« Nous avons été victimes d’un management un peu fou »

Publié le 26/02/2015 à 12H56
Erwan est technicien de maintenance dans la métallurgie et délégué du personnel CFDT. En 2011, son entreprise, en redressement judiciaire, est vendue à une nouvelle direction. C’est le début d’un management qu’il qualifie « d’un peu fou ».

C’est en 2011 que tout a commencé. L’entreprise  qui compte alors 74 salariés est vendue à d’anciens cadres de la société. Dès le rachat, des dissensions apparaissent entre les repreneurs actionnaires, l’un d’eux quitte l’entreprise sur le champ.

Fort d’une section de 10 % de salariés syndiqués, le comité d’entreprise vote l’expertise des comptes annuels 2011 et 2012, ainsi que la nomination du cabinet Syndex pour effectuer cette mission.

Plus rien ne sera comme avant

La direction propose aux salariés une prime de 300 euros sous réserve de retrait de l’expertise votée... Cette pratique, plus que douteuse, suscite un profond questionnement au sein de l’équipe. Soutenue par la CFDT, la section entreprendra un certain nombre de démarches, comme l’envoi d’un courrier à l’Inspection du travail dénonçant un cas de discrimination envers un des représentants du personnel. La pression imposée par ce dirigeant est telle qu’elle pousse certains à se mettre en arrêt maladie.
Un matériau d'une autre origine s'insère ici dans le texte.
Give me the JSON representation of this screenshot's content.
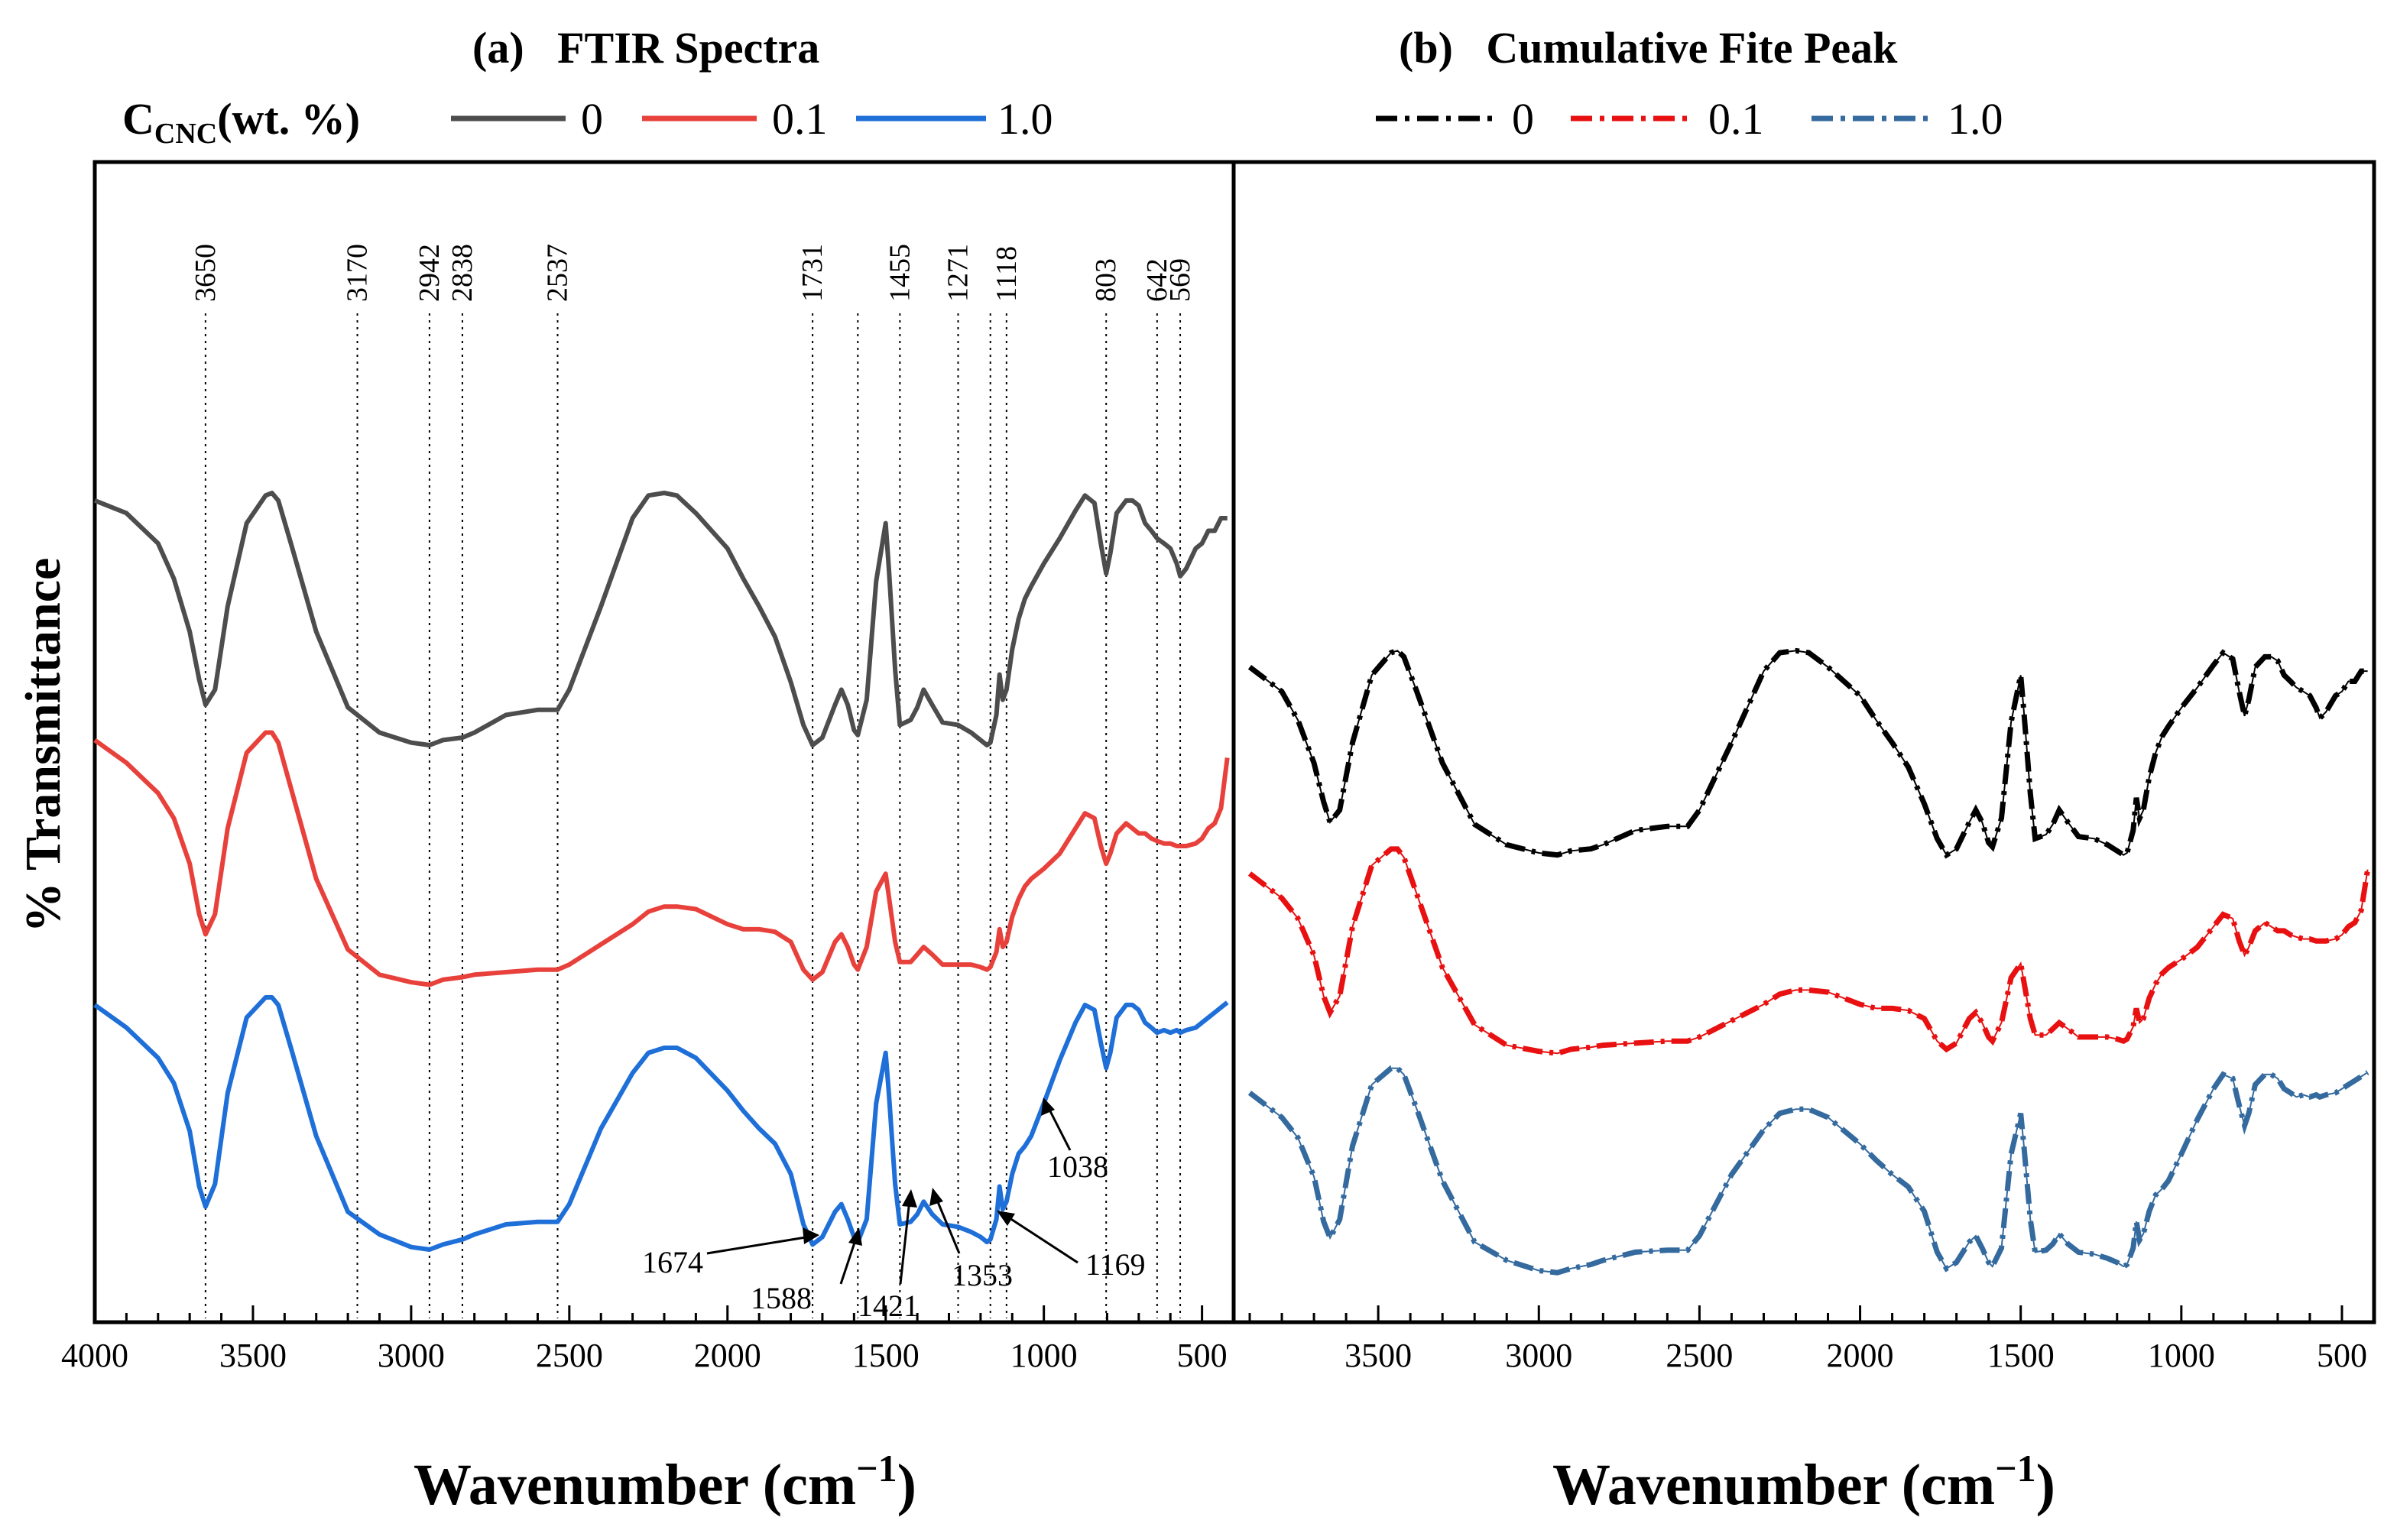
{
  "chart_data": [
    {
      "type": "line",
      "panel": "a",
      "title": "(a)   FTIR Spectra",
      "legend_title_main": "C",
      "legend_title_sub": "CNC",
      "legend_title_rest": "(wt. %)",
      "xlabel": "Wavenumber (cm",
      "xlabel_sup": "−1",
      "xlabel_end": ")",
      "ylabel": "% Transmittance",
      "xlim": [
        4000,
        400
      ],
      "xticks": [
        "4000",
        "3500",
        "3000",
        "2500",
        "2000",
        "1500",
        "1000",
        "500"
      ],
      "series": [
        {
          "name": "0",
          "color": "#4d4d4d",
          "offset": 2.0,
          "x": [
            4000,
            3900,
            3800,
            3750,
            3700,
            3670,
            3650,
            3620,
            3580,
            3520,
            3460,
            3440,
            3420,
            3380,
            3300,
            3200,
            3100,
            3000,
            2942,
            2900,
            2838,
            2800,
            2700,
            2600,
            2537,
            2500,
            2400,
            2300,
            2250,
            2200,
            2160,
            2100,
            2000,
            1950,
            1900,
            1850,
            1800,
            1760,
            1731,
            1700,
            1660,
            1640,
            1620,
            1600,
            1588,
            1560,
            1530,
            1500,
            1490,
            1470,
            1455,
            1421,
            1400,
            1380,
            1353,
            1320,
            1271,
            1230,
            1200,
            1180,
            1169,
            1150,
            1140,
            1130,
            1118,
            1100,
            1080,
            1060,
            1040,
            1000,
            950,
            900,
            870,
            840,
            820,
            803,
            790,
            770,
            740,
            720,
            700,
            680,
            660,
            642,
            620,
            600,
            580,
            569,
            550,
            520,
            500,
            480,
            460,
            440,
            420
          ],
          "y": [
            0.97,
            0.92,
            0.8,
            0.66,
            0.45,
            0.26,
            0.16,
            0.22,
            0.55,
            0.88,
            0.99,
            1.0,
            0.97,
            0.8,
            0.45,
            0.15,
            0.05,
            0.01,
            0.0,
            0.02,
            0.03,
            0.05,
            0.12,
            0.14,
            0.14,
            0.22,
            0.55,
            0.9,
            0.99,
            1.0,
            0.99,
            0.92,
            0.78,
            0.66,
            0.55,
            0.43,
            0.25,
            0.08,
            0.0,
            0.03,
            0.16,
            0.22,
            0.16,
            0.06,
            0.04,
            0.18,
            0.65,
            0.88,
            0.7,
            0.3,
            0.08,
            0.1,
            0.15,
            0.22,
            0.16,
            0.09,
            0.08,
            0.05,
            0.02,
            0.0,
            0.01,
            0.12,
            0.28,
            0.18,
            0.22,
            0.38,
            0.5,
            0.58,
            0.63,
            0.72,
            0.82,
            0.93,
            0.99,
            0.96,
            0.8,
            0.68,
            0.76,
            0.92,
            0.97,
            0.97,
            0.95,
            0.88,
            0.85,
            0.82,
            0.8,
            0.78,
            0.72,
            0.67,
            0.7,
            0.78,
            0.8,
            0.85,
            0.85,
            0.9,
            0.9
          ]
        },
        {
          "name": "0.1",
          "color": "#e8413b",
          "offset": 1.05,
          "x": [
            4000,
            3900,
            3800,
            3750,
            3700,
            3670,
            3650,
            3620,
            3580,
            3520,
            3460,
            3440,
            3420,
            3380,
            3300,
            3200,
            3100,
            3000,
            2942,
            2900,
            2838,
            2800,
            2700,
            2600,
            2537,
            2500,
            2400,
            2300,
            2250,
            2200,
            2160,
            2100,
            2000,
            1950,
            1900,
            1850,
            1800,
            1760,
            1731,
            1700,
            1660,
            1640,
            1620,
            1600,
            1588,
            1560,
            1530,
            1500,
            1490,
            1470,
            1455,
            1421,
            1400,
            1380,
            1353,
            1320,
            1271,
            1230,
            1200,
            1180,
            1169,
            1150,
            1140,
            1130,
            1118,
            1100,
            1080,
            1060,
            1040,
            1000,
            950,
            900,
            870,
            840,
            820,
            803,
            790,
            770,
            740,
            720,
            700,
            680,
            660,
            642,
            620,
            600,
            580,
            569,
            550,
            520,
            500,
            480,
            460,
            440,
            420
          ],
          "y": [
            0.97,
            0.88,
            0.76,
            0.66,
            0.48,
            0.28,
            0.2,
            0.28,
            0.62,
            0.92,
            1.0,
            1.0,
            0.96,
            0.78,
            0.42,
            0.14,
            0.04,
            0.01,
            0.0,
            0.02,
            0.03,
            0.04,
            0.05,
            0.06,
            0.06,
            0.08,
            0.16,
            0.24,
            0.29,
            0.31,
            0.31,
            0.3,
            0.24,
            0.22,
            0.22,
            0.21,
            0.17,
            0.06,
            0.02,
            0.05,
            0.17,
            0.2,
            0.15,
            0.08,
            0.06,
            0.15,
            0.37,
            0.44,
            0.35,
            0.17,
            0.09,
            0.09,
            0.12,
            0.15,
            0.12,
            0.08,
            0.08,
            0.08,
            0.07,
            0.06,
            0.07,
            0.13,
            0.22,
            0.15,
            0.17,
            0.27,
            0.34,
            0.39,
            0.42,
            0.46,
            0.52,
            0.62,
            0.68,
            0.66,
            0.55,
            0.48,
            0.52,
            0.6,
            0.64,
            0.62,
            0.6,
            0.6,
            0.58,
            0.57,
            0.56,
            0.56,
            0.55,
            0.55,
            0.55,
            0.56,
            0.58,
            0.62,
            0.64,
            0.7,
            0.9
          ]
        },
        {
          "name": "1.0",
          "color": "#1f6fd8",
          "offset": 0.0,
          "x": [
            4000,
            3900,
            3800,
            3750,
            3700,
            3670,
            3650,
            3620,
            3580,
            3520,
            3460,
            3440,
            3420,
            3380,
            3300,
            3200,
            3100,
            3000,
            2942,
            2900,
            2838,
            2800,
            2700,
            2600,
            2537,
            2500,
            2400,
            2300,
            2250,
            2200,
            2160,
            2100,
            2000,
            1950,
            1900,
            1850,
            1800,
            1760,
            1731,
            1700,
            1660,
            1640,
            1620,
            1600,
            1588,
            1560,
            1530,
            1500,
            1490,
            1470,
            1455,
            1421,
            1400,
            1380,
            1353,
            1320,
            1271,
            1230,
            1200,
            1180,
            1169,
            1150,
            1140,
            1130,
            1118,
            1100,
            1080,
            1060,
            1040,
            1000,
            950,
            900,
            870,
            840,
            820,
            803,
            790,
            770,
            740,
            720,
            700,
            680,
            660,
            642,
            620,
            600,
            580,
            569,
            550,
            520,
            500,
            480,
            460,
            440,
            420
          ],
          "y": [
            0.97,
            0.88,
            0.76,
            0.66,
            0.47,
            0.25,
            0.17,
            0.26,
            0.62,
            0.92,
            1.0,
            1.0,
            0.97,
            0.8,
            0.45,
            0.15,
            0.06,
            0.01,
            0.0,
            0.02,
            0.04,
            0.06,
            0.1,
            0.11,
            0.11,
            0.18,
            0.48,
            0.7,
            0.78,
            0.8,
            0.8,
            0.76,
            0.63,
            0.55,
            0.48,
            0.42,
            0.3,
            0.1,
            0.02,
            0.05,
            0.15,
            0.18,
            0.12,
            0.05,
            0.03,
            0.12,
            0.58,
            0.78,
            0.62,
            0.26,
            0.1,
            0.11,
            0.14,
            0.19,
            0.14,
            0.1,
            0.09,
            0.07,
            0.05,
            0.03,
            0.04,
            0.12,
            0.25,
            0.16,
            0.19,
            0.3,
            0.38,
            0.41,
            0.45,
            0.58,
            0.75,
            0.9,
            0.97,
            0.95,
            0.82,
            0.72,
            0.78,
            0.92,
            0.97,
            0.97,
            0.95,
            0.9,
            0.88,
            0.86,
            0.87,
            0.86,
            0.87,
            0.86,
            0.87,
            0.88,
            0.9,
            0.92,
            0.94,
            0.96,
            0.98
          ]
        }
      ],
      "peak_lines": [
        "3650",
        "3170",
        "2942",
        "2838",
        "2537",
        "1731",
        "1588",
        "1455",
        "1271",
        "1169",
        "1118",
        "803",
        "642",
        "569"
      ],
      "peak_line_positions": [
        3650,
        3170,
        2942,
        2838,
        2537,
        1731,
        1588,
        1455,
        1271,
        1169,
        1118,
        803,
        642,
        569
      ],
      "peak_labels": [
        {
          "text": "3650",
          "at": 3650
        },
        {
          "text": "3170",
          "at": 3170
        },
        {
          "text": "2942",
          "at": 2942
        },
        {
          "text": "2838",
          "at": 2838
        },
        {
          "text": "2537",
          "at": 2537
        },
        {
          "text": "1731",
          "at": 1731
        },
        {
          "text": "1455",
          "at": 1455
        },
        {
          "text": "1271",
          "at": 1271
        },
        {
          "text": "1118",
          "at": 1118
        },
        {
          "text": "803",
          "at": 803
        },
        {
          "text": "642",
          "at": 642
        },
        {
          "text": "569",
          "at": 569
        }
      ],
      "annotations": [
        "1674",
        "1588",
        "1421",
        "1353",
        "1169",
        "1038"
      ]
    },
    {
      "type": "line",
      "panel": "b",
      "title": "(b)   Cumulative Fite Peak",
      "xlabel": "Wavenumber (cm",
      "xlabel_sup": "−1",
      "xlabel_end": ")",
      "xlim": [
        3950,
        400
      ],
      "xticks": [
        "3500",
        "3000",
        "2500",
        "2000",
        "1500",
        "1000",
        "500"
      ],
      "line_style": "dash-dot",
      "series": [
        {
          "name": "0",
          "color": "#000000"
        },
        {
          "name": "0.1",
          "color": "#e81010"
        },
        {
          "name": "1.0",
          "color": "#346a9e"
        }
      ]
    }
  ]
}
Malgré les tensions, l’expertise aura lieu

La première expertise permet de révéler un équilibre financier précaire et le poids trop important de la holding sur la société. Tandis qu’une seconde expertise est demandée, les menaces de licenciement pleuvent. 90 % de l’effectif se mobilise, mettant en œuvre la première grève de l’entreprise : l’activité sera interrompue pendant une semaine.

38 emplois sauvés

Cette crise a fini par aboutir à un plan social et le départ de 36 salariés. Erwan, en première ligne, témoigne aujourd’hui de la nécessité d’obtenir des informations sur la situation de l’entreprise. Grâce à la détermination de la section CFDT, ce sont 38 salariés qui ont pu redémarrer l’activité.


Un décret est entré en vigueur le 1er novembre 2014 sur le  droit d’information préalable des salariés en cas de cession d’entreprise :
Dans les entreprises de moins de 50 salariés, où un procès-verbal de carence constatant l’absence de comité d’entreprise et de délégué du personnel est établi, les salariés sont informés au plus tard deux mois avant la date de cession (date à laquelle s’opère le transfert de propriété).